Beyond that, it's hard to give general advice. Other people have given some good tips, such as always doing server-side validation and researching past attacks.
Be vigilant, but not afraid.
No validation in web-application layer.
All validations and security checks should be done by the domain layer or business layer.
Throw exceptions with valid error messages and let these execptions be caught and processed at presentation layer or web-application.
You can use validation framework
to automate validations with the help
of custom validation attributes.
http://imar.spaanjaars.com/QuickDocId.aspx?quickdoc=477
There should be some documentation of known exploits for the language/system you're using. I know the Zend PHP Certification covers that issue a bit and you can read the study guide.
Why not hire an expert to audit your applications from time to time? It's a worthwhile investment considering your level of concern.
Our client always say: "Deal with my users as they dont differentiate between the date and text fields!!"
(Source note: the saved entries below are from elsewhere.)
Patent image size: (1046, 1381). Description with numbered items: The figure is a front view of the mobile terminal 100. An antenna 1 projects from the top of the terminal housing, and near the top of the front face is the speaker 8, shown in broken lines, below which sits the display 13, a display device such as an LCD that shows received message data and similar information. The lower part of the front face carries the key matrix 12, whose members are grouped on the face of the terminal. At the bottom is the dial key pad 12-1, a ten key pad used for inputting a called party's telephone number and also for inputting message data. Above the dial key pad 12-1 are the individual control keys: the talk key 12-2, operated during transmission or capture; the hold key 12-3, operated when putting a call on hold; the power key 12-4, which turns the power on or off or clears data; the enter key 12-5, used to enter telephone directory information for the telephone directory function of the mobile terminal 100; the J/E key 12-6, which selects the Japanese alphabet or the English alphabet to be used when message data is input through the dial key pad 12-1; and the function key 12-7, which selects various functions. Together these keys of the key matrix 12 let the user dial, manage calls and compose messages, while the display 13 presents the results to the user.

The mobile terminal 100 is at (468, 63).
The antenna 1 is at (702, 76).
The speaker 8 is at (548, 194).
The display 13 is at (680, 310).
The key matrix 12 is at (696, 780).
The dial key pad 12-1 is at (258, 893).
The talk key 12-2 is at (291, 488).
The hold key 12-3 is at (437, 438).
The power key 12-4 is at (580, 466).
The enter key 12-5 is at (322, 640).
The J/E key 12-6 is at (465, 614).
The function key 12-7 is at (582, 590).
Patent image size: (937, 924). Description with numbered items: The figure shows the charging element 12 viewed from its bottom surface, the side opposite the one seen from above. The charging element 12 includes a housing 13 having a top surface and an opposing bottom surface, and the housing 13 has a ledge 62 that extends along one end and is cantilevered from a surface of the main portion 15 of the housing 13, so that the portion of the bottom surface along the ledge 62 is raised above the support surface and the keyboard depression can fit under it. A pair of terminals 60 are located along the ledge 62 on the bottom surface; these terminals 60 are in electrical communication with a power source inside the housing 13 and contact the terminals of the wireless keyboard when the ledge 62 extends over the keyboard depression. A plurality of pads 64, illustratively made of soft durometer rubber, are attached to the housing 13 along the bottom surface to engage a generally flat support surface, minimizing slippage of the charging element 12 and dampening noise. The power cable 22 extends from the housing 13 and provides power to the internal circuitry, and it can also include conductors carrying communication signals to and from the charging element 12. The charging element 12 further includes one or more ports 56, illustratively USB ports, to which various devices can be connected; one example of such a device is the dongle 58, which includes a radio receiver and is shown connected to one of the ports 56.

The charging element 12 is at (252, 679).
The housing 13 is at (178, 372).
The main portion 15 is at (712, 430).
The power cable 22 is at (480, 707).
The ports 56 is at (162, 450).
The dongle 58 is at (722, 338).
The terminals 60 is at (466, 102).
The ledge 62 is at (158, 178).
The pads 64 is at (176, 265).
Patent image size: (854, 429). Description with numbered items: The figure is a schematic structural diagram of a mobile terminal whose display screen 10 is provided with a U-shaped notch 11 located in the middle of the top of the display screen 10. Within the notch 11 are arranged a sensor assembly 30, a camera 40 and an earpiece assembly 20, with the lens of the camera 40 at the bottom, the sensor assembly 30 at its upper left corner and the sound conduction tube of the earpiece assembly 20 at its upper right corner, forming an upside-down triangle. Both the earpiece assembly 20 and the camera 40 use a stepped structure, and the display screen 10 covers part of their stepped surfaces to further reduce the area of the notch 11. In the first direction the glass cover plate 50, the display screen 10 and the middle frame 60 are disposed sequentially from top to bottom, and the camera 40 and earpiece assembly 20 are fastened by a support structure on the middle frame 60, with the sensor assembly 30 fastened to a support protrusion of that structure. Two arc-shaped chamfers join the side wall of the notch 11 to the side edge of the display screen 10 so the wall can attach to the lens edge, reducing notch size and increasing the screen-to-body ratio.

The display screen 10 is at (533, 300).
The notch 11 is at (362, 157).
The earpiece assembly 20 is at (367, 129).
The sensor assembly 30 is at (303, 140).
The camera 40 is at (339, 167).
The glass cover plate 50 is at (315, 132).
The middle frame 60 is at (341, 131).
I code in Java, and my code is full of asserts i assume everything is wrong from the client and i check it all at server.
#1 thing for me is to always construct static SQL queries and pass your data as parameters. This limits the quoting issues you have to deal with enormously. See also http://xkcd.com/327/
This also has performance benefits, as you can re-use the prepared queries.
There are actually only 2 things you need to take care with:
Avoid SQL injection. Use parameterized queries to save user-controlled input in database. In Java terms: use PreparedStatement. In PHP terms: use mysql_real_escape_string() or PDO.
Avoid XSS. Escape user-controlled input during display. In Java/JSP terms: use JSTL <c:out>. In PHP terms: use htmlspecialchars().
That's all. You don't need to worry about the format of the data. Just about the way how you handle it.